Coin Change
Statement
Given an integer total, and a list of integers coins that represent different coin denominations, find the minimum number of coins needed to make the total amount. It it’s impossible, then return -1. If the total amount is 0, then return 0.
Constraints
- 1 ≤
coins.length()≤ 12 - 1 ≤
coins[i]≤ 10⁴ - 0 ≤
total≤ 900
Solution
"""
production algorithm
"""
class Solution:
def coin_change(self, coins, total):
"""
time complexity O(tc)
space complexity O(t)
"""
memo = [0 if t == 0 else None for t in range(total + 1)]

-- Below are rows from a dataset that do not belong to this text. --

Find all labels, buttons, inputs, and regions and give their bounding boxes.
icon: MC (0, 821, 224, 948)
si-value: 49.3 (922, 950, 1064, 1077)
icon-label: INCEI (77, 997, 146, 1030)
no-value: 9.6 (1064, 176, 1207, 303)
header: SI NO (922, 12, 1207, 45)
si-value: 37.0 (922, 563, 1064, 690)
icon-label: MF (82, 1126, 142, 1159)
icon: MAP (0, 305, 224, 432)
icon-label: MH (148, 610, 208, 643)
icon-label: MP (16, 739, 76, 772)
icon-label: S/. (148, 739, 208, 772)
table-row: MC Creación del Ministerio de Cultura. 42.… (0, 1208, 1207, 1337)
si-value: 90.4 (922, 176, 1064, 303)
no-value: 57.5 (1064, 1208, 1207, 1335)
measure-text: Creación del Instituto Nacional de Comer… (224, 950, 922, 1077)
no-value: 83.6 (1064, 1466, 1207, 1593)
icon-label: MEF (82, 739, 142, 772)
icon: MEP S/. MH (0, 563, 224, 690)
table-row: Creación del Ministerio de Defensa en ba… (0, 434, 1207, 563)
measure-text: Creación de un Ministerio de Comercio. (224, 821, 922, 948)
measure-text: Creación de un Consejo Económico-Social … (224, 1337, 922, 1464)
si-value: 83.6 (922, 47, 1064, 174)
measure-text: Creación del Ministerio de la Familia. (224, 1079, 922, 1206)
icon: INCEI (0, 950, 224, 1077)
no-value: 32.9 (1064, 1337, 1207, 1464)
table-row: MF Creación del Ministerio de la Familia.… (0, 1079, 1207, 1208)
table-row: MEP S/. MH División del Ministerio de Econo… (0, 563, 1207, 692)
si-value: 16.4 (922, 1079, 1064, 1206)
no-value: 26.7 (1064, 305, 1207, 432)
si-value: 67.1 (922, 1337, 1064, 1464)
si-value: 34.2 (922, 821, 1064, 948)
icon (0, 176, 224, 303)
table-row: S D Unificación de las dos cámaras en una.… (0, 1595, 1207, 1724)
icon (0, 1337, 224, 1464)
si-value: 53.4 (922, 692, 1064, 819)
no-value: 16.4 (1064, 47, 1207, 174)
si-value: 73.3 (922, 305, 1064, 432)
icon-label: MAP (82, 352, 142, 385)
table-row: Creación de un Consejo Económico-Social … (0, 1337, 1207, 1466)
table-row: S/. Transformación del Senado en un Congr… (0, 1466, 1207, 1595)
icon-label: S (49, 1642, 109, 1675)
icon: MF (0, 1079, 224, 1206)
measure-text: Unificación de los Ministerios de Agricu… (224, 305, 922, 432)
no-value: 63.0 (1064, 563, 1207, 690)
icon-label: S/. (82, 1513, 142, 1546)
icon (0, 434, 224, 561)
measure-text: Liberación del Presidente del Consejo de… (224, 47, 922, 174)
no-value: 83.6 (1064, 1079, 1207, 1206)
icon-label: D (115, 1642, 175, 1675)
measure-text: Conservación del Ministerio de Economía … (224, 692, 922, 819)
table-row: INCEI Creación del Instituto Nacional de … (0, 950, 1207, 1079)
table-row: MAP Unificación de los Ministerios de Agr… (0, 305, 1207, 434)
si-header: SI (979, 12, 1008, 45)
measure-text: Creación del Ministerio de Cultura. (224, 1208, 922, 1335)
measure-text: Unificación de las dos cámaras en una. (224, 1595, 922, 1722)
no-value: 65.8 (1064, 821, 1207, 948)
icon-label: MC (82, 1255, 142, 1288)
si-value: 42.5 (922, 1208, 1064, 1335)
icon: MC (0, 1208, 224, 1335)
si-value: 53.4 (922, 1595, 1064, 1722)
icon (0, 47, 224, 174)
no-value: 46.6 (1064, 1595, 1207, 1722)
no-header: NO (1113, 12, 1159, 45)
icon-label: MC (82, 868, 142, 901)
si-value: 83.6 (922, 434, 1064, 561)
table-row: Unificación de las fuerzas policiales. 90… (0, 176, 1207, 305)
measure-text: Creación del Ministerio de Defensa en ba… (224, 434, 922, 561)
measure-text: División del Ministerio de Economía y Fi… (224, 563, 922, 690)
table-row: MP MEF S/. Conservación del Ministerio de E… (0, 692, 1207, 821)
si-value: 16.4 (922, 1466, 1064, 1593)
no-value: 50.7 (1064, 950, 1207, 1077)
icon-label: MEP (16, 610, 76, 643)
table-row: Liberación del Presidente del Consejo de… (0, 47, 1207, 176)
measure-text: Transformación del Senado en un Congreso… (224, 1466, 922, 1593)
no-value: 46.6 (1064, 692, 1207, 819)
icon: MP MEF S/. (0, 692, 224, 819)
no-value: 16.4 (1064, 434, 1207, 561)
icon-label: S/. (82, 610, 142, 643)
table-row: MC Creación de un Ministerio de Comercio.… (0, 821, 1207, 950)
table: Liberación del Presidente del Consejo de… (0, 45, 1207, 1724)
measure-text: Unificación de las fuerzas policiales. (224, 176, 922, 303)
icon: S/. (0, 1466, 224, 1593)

for t in range(1, total + 1):
k = float("inf")
for c in coins:
if c <= t:
k = min(k, 1 + memo[t - c])
memo[t] = k
if memo[total] == float("inf"):
return -1
return memo[total]"""
unit tests
"""
from unittest import TestCase
from algorithms.dynamic_programming.coin_change.solution import Solution
class SolutionTestCase(TestCase):
def test_zero_solution(self):
# Given
coins = [2, 3, 4, 5, 6, 7, 8, 10]
total = 0
solution = Solution()
# When
actual = solution.coin_change(coins, total)
# Then
expected = 0
self.assertEqual(actual, expected)
def test_nonexistent_solution(self):
# Given
coins = [2, 3, 4, 5, 6, 7, 8, 10]
total = 1
solution = Solution()
# When
actual = solution.coin_change(coins, total)
# Then
expected = -1
self.assertEqual(actual, expected)
def test_existent_solution(self):
# Given
coins = [2, 3, 4, 5, 6, 7, 8, 10]
total = 32
solution = Solution()
# When
actual = solution.coin_change(coins, total)
# Then
expected = 4
self.assertEqual(actual, expected)Strategy
Dynamic Programming.
Explanation
A 1-D matrix, whose dimension is the total amount, is maintained to hold the optimal solution to the problem for the total seen so far. In the trivial case, where the total is 0, the optimal solution is 0. Then, iteration of the total and coins occurs. The optimal solution for a smaller total is used to find the optimal solution for a larger total. Iteration ends when the optimal solution has been found for the input total.
Notice, that the problem has optimal substructure, i.e. the optimal solution of a larger total amount can be found from the optimal solution of a smaller total amount. Also notice, that the problem has overlapping subproblems, i.e. the optimal solution of a smaller total amount can be reused to find the optimal solution of distinct larger total amounts. Since the problem has optimal substructure and overlapping subproblems, then dynamic programming can be used to solve the problem.
Time Complexity
Iteration of the total and coins has time complexity O(tc). Therefore, the time complexity of the algorithm is O(tc).
Space Complexity
The auxiliary space complexity depends on the size of the matrix which is t. Therefore, the auxiliary space complexity of the algorithm is O(t).